In the ubiquity of “trinity”, Kobayashi plays with the painful ambiguity of the name of the Trinity tests itself.
And throughout the novel is Trinity itself.
Trinity is first and foremost a disease that has begun to strike Japan’s elderly, including the narrator’s mother. It resembles dementia. But as sufferers lose their own memories, their memories are gradually replaced by the memories of radiation itself. Kobayashi is fairly explicit about her use of memory loss as metaphor for collective amnesia about nuclear disasters. In the words of one “Trinity”:
It’s not me who suffers from true memory loss. It’s all of you—you who fail to remember the past, you who cannot feel even the tiniest bit of the pain of that which cannot be seen.
Trinities—those suffering from the disease—find themselves idly picking up rocks that come to be known as “accursed stones”. Several, like the man who distributes the contaminated yen notes, carry out dangerous terrorist attacks. All elderly people people become heavily stigmatized, an interesting contrast with other recently-translated Japanese stories like Yoko Tawada’s The Emissary or Izumi Suzuki’s “Terminal Boredom”. In those works, it’s only older people who survive modern environmental catastrophes; in Trinity, Trinity, Trinity, the elderly are the ones who have been damaged.

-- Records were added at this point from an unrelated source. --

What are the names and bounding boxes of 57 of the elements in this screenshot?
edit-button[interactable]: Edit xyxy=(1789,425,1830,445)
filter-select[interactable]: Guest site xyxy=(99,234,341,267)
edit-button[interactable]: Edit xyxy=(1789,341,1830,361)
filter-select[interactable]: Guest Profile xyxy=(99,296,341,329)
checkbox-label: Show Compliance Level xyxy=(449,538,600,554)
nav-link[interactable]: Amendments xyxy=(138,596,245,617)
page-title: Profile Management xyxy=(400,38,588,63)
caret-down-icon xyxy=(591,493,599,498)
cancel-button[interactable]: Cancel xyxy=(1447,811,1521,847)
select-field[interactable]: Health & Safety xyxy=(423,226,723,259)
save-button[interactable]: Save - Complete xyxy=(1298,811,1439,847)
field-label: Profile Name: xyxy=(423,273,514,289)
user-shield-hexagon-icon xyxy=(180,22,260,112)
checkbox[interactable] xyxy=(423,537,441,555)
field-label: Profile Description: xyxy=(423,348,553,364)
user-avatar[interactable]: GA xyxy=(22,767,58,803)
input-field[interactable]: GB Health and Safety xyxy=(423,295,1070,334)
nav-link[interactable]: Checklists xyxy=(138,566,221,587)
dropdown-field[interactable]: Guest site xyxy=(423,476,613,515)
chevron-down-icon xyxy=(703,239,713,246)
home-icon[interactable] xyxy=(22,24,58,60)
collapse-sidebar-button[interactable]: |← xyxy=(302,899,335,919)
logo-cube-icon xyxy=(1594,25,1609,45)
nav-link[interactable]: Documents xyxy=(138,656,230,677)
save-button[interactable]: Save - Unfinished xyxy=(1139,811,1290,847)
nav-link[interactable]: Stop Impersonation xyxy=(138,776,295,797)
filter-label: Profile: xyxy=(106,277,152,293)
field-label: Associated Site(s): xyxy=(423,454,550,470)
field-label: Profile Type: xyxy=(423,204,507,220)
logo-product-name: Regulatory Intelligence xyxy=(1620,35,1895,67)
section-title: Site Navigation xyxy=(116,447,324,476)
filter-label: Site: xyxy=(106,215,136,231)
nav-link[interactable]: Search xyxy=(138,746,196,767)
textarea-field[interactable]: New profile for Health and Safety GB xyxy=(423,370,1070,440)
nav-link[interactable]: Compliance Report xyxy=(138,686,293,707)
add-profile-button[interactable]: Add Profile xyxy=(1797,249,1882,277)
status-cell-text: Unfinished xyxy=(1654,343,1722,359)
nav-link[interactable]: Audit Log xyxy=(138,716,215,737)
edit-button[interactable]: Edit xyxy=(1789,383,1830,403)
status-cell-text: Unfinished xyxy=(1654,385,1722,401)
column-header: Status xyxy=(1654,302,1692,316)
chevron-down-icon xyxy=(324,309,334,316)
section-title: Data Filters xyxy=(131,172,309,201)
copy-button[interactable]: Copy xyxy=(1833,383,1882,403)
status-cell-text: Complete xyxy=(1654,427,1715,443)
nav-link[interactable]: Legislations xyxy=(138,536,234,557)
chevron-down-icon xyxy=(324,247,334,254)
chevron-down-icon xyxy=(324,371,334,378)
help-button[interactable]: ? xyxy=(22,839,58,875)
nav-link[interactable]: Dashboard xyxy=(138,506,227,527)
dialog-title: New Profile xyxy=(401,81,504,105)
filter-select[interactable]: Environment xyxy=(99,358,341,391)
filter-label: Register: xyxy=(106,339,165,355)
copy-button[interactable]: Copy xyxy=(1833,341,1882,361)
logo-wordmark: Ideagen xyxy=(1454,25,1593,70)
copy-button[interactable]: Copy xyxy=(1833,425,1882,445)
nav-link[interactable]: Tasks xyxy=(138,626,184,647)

But “trinity” is more than a disease in Kobayashi’s novel—it is the most prominent motif. Trinity is also a cybersex site that allows users “to have sex-like experiences via the internet rather than in the flesh” without visuals or audio, “making for an experience both retro and novel”. Several times, the narrator invokes the Christian Trinity—Father, Son, and Holy Ghost. (Nagasaki, Kobayashi reminds the reader, was an important city for Japan’s Christians.)
Trinity was also the code name of the first detonation of a nuclear weapon by the US Army. When the protagonist’s mother writes a diary entry on behalf of uraninite about that test, she notes, “I became light.”
In the ubiquity of “trinity”, Kobayashi plays with the painful ambiguity of the name of the Trinity tests itself. How could a word with so many positive associations—religious associations—name something that led to so much death? It’s an ambiguity shared with radioactivity, which produces deadly weapons and poisoned fallout, but also electricity and light.
There’s no official account where the name for the tests came from, although J Robert Oppenheimer, the director of the Los Alamos Laboratory responsible for the test, recalled that he must have been thinking of the poetry of John Donne. One of Donne’s most famous poems, “Batter My Heart, Three-Person’d God”, is a prayer to the Holy Trinity. Oppenheimer suggested another:
… As West and East
In all flat maps (and I am one) are one,
So death doth touch the resurrection.
Editor’s note: a previous version of this review misidentified the author of Black Rain.